1. Firman Tuhan mengandung informasi dan pengetahuan yang sangat penting mengenai iblis dan jalan-jalannya. Kita memerlukan pengetahuan itu untuk secara efektif mengatasi rencana-rencananya yang mengganggu kita di dunia. Pengetahuan ini adalah salah satu sumber rahasia dari kuasa yang telah Tuhan berikan kepada kita.

"Enyahlah Iblis. Engkau suatu batu sandungan bagi-Ku, sebab engkau bukan memikirkan apa yang dipikirkan Allah, melainkan apa yang dipikirkan manusia" (Matius 16:23b).

2. Seringkali "melakukan hal yang benar" menurut definisi Anda sesungguhnya adalah "melakukan hal yang salah" menurut definisi Tuhan. Sesuatu adalah "benar" jika selaras dengan firman Tuhan dan dikonfirmasi oleh Roh-Nya. Petrus mengalami hal tersebut ketika ia secara tepat menyatakan identitas Yesus yang sebenarnya. Akan tetapi, ia harus sepenuhnya membuyarkan identitas Yesus yang baru ia temukan untuk mengatakan apa yang telah dikatakannya. 

3. Kebenaran sederhana tentang "peperangan rohani" adalah bahwa sebagian besar peperangan yang kita coba lawan dengan lidah kita, lebih baik dilawan dengan lutut kita. Pertempuran terbesar terjadi di udara, dan definisi dari peperangan rohani adalah suatu hal rohani yang harus dimenangkan dalam dunia roh.

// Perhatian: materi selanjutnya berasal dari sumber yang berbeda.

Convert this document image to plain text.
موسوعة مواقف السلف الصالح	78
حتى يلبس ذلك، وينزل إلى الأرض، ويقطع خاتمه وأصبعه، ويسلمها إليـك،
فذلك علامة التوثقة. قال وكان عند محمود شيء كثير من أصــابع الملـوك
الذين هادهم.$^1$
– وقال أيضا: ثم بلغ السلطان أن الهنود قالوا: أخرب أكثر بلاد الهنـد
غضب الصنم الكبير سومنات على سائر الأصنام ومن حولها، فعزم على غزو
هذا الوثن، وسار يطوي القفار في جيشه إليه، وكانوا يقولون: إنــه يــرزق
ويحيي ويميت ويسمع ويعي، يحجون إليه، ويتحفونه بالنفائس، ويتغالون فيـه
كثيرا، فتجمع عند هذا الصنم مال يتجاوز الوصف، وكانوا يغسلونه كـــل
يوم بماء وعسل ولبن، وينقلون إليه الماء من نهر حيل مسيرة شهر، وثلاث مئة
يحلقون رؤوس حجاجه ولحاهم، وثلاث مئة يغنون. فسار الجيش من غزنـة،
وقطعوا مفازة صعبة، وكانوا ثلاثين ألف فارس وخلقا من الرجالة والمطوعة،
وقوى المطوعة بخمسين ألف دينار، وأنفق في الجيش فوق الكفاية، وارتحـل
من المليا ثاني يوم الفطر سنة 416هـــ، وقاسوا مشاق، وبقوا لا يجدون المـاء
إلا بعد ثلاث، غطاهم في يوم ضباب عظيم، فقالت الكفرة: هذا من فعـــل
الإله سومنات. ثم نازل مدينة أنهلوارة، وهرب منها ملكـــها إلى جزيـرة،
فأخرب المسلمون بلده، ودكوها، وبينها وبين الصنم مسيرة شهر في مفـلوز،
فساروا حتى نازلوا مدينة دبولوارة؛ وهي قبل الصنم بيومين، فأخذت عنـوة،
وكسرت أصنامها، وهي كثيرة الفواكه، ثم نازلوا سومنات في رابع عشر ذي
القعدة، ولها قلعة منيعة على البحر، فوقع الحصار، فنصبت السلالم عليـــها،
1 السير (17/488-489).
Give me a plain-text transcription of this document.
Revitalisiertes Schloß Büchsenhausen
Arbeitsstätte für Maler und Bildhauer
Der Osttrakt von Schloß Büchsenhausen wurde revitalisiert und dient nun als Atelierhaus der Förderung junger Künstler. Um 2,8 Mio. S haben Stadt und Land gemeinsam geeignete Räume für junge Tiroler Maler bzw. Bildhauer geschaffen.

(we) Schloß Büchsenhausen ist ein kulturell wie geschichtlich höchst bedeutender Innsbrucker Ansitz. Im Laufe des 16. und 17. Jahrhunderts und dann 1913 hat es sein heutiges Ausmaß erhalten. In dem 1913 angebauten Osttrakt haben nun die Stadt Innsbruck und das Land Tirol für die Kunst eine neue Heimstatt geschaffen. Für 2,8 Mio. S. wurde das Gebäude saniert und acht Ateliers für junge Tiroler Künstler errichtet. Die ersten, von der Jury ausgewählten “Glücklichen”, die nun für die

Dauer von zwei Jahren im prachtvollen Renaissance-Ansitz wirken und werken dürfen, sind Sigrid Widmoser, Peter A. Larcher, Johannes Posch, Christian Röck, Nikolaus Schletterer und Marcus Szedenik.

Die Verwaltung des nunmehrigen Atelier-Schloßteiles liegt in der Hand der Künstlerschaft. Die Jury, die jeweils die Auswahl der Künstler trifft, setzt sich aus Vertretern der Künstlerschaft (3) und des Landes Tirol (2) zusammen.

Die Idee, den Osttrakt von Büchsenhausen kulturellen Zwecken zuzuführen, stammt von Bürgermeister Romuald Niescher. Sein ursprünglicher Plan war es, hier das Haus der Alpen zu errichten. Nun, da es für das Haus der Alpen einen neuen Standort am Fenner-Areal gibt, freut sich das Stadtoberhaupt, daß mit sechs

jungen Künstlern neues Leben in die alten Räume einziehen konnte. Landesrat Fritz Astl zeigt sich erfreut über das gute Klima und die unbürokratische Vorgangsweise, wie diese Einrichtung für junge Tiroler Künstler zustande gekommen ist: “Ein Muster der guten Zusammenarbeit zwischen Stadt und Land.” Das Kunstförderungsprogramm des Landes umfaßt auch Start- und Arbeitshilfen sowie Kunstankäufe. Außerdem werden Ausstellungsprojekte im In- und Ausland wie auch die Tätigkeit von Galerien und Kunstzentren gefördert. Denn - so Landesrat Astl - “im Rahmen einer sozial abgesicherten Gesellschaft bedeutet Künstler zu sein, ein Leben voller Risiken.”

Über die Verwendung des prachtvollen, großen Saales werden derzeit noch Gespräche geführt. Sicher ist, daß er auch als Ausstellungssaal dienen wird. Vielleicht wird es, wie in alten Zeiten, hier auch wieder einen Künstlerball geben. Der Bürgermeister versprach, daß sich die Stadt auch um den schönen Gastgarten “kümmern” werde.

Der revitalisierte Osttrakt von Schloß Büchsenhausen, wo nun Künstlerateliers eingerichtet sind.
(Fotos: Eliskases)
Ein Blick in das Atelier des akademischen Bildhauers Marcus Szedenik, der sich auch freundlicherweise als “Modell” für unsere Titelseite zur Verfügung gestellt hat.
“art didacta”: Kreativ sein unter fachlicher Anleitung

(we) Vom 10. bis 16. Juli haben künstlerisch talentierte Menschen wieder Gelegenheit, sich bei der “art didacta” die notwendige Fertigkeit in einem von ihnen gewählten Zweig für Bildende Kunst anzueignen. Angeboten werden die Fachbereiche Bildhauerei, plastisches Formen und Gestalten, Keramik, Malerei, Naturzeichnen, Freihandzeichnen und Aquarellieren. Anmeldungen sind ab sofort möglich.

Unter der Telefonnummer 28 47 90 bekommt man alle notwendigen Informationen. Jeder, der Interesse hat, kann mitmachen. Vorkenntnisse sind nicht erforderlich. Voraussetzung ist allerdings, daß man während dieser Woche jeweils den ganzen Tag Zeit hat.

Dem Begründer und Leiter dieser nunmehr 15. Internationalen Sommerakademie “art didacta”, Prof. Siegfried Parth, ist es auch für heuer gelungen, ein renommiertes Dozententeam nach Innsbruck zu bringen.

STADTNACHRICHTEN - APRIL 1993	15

4. Jika dua ribu roh jahat tidak dapat menahan seorang manusia agar tidak menyembah Yesus dalam kisah di Gadara, bagaimana kita bisa membenarkan diri kita dengan membiarkan begitu banyak hal yang tidak penting menjauhkan kita dari penyembahan kepada-Nya?

Ketika Anda bertumbuh dalam roh, ukuran tugas-tugas Anda dalam Kristus bertambah--dan demikian juga dengan tingkat atau ukurn kekuatan jahat yang akan dikirim untuk menghalangi pekerjaan-pekerjaan itu. 

5. Di mata dunia yang belum ditebus, iblis mungkin masih berperan sebagai allah kesenangan dan kepuasan-diri-sendiri bagi mereka. Akan tetapi, waktunya singkat dan kekuatannya terbatas. Allah telah memberikan kuasa kepada gereja atas "kuasa di balik tahta" di dunia ini. Ini adalah sumber rahasi dari kuasa yang lain lagi bagi setiap anak terang dan murid Raja atas segala raja dan Tuhan atas segala tuhan.